There’s no remove because I haven’t needed it yet. A namespace is usually associated with a particular port, and I haven’t been involved in a situation where a port needed to be reused.

<#
.SYNOPSIS
    Parses the output from netsh to turn them in PSObjects.
#>
Function Get-HttpNamespaces {
[CmdletBinding()]
[OutputType([PSObject[]])]
Param()

    # the $propsReady variable causes alot of errors to occur, but the results are accurate.
    # so this helps hide the errors
    $originalErrorAction = $ErrorActionPreference
    $ErrorActionPreference = 'SilentlyContinue'

    try {

        # pull the data from netsh
        $urlaclOutput = . netsh http show urlacl

        # parse the data into PSObjects
        $httpNamespaces = New-Object System.Collections.Generic.List[PSObject]
        $props = @{}
        $userProps = @{}
        $userRdy = $false
        for($i = 0; $i -lt $urlaclOutput.Count; $i++) {
            $line = $urlaclOutput[$i].Trim()

            $split = $line.Split(":", [StringSplitOptions]::RemoveEmptyEntries)

            $first = ""
            if($split.Count -gt 0) { $first = $split[0] }
        
            # line parsing
            switch($first.Trim()) {
                "Reserved URL" {
                    $props.ReservedUrl = $line.Substring(25).Trim()
                    $users = New-Object System.Collections.Generic.List[PSObject]
                }
                "User" {
                    if($userRdy) {
                        $user = New-Object PSObject -Property $userProps
                        $users.Add($user)

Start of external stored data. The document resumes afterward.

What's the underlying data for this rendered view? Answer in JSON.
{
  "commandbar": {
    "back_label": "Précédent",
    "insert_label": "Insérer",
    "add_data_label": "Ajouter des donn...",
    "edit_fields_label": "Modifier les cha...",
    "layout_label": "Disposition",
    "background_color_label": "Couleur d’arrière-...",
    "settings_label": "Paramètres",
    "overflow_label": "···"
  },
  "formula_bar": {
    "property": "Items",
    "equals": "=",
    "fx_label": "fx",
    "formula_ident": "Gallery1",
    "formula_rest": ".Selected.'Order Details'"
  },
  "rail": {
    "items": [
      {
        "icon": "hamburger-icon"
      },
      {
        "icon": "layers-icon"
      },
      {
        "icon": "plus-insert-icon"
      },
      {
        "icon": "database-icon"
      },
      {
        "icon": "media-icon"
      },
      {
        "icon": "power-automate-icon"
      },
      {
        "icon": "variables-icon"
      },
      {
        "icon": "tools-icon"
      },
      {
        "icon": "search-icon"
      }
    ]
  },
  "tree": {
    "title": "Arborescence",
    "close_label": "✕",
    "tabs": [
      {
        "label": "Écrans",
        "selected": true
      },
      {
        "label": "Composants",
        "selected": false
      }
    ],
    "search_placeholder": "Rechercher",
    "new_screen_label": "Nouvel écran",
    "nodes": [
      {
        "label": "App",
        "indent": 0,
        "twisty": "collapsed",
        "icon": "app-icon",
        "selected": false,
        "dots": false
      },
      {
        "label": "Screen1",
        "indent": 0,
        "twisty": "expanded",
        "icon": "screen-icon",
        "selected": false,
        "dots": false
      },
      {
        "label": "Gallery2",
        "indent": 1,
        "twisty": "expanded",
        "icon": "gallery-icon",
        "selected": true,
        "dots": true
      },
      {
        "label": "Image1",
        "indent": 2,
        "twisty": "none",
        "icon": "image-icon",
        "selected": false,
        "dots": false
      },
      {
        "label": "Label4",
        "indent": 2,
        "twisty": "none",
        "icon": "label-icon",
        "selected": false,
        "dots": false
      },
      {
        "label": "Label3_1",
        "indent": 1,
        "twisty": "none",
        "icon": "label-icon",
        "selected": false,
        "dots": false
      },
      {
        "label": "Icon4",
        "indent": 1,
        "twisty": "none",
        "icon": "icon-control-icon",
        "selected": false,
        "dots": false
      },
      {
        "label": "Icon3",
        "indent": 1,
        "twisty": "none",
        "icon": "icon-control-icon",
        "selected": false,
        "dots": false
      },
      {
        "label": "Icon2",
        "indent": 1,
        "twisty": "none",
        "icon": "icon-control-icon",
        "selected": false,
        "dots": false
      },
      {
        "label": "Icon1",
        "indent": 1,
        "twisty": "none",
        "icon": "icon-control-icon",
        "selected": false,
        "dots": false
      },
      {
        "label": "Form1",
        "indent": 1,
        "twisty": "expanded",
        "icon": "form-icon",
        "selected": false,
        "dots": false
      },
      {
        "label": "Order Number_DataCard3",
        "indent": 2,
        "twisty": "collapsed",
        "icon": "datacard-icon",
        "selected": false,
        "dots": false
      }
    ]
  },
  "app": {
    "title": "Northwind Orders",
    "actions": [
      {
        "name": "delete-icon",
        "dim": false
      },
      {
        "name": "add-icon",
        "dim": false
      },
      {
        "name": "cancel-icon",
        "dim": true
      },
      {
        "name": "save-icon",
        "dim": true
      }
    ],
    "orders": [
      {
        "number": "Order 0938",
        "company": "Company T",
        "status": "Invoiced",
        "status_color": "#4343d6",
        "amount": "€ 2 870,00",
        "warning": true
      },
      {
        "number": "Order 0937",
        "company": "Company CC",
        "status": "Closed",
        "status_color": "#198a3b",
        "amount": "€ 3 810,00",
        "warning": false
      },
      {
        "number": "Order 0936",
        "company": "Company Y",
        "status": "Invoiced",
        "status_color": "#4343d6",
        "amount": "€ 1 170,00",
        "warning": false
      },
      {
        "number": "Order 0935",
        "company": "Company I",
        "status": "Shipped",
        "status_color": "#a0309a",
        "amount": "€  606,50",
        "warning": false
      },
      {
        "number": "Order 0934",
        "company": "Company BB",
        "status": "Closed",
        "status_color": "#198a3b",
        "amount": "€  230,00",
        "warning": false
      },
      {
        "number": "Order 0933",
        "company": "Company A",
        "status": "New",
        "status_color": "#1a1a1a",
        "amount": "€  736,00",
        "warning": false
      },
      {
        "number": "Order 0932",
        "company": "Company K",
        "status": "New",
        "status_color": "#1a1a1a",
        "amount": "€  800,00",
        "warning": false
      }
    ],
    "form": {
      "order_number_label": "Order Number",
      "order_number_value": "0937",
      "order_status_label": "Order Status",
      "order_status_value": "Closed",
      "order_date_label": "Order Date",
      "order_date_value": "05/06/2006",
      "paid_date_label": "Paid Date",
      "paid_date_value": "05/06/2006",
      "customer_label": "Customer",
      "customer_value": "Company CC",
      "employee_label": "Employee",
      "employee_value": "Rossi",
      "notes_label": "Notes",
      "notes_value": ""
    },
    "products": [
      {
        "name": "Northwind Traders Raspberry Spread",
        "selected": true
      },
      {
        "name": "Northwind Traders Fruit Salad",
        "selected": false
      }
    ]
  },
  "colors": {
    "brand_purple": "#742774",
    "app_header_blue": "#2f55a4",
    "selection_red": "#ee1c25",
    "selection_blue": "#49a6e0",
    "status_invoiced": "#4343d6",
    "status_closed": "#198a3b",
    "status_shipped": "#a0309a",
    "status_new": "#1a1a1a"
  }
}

                        $userProps = @{}
                        $userRdy = $false
                    }

                    $userProps.User = $split[1].Trim()
                }
                "Listen" { $userProps.Listen = $split[1].Trim() }
                "Delegate" {
                    $userProps.Delegate = $split[1].Trim()
                    $userRdy = $true
                }
                "SDDL" {
                    $userProps.SDDL = $line.Substring(5).Trim()
                    $userRdy = $true
                }
                "" {
                    if($userRdy) {
                        # user
                        $user = New-Object PSObject -Property $userProps
                        $users.Add($user)

                        $userProps = @{}

                        # url
                        $props.Users = $users.ToArray()

                        $cnObj = New-Object PSObject -Property $props
                        $httpNamespaces.Add($cnObj)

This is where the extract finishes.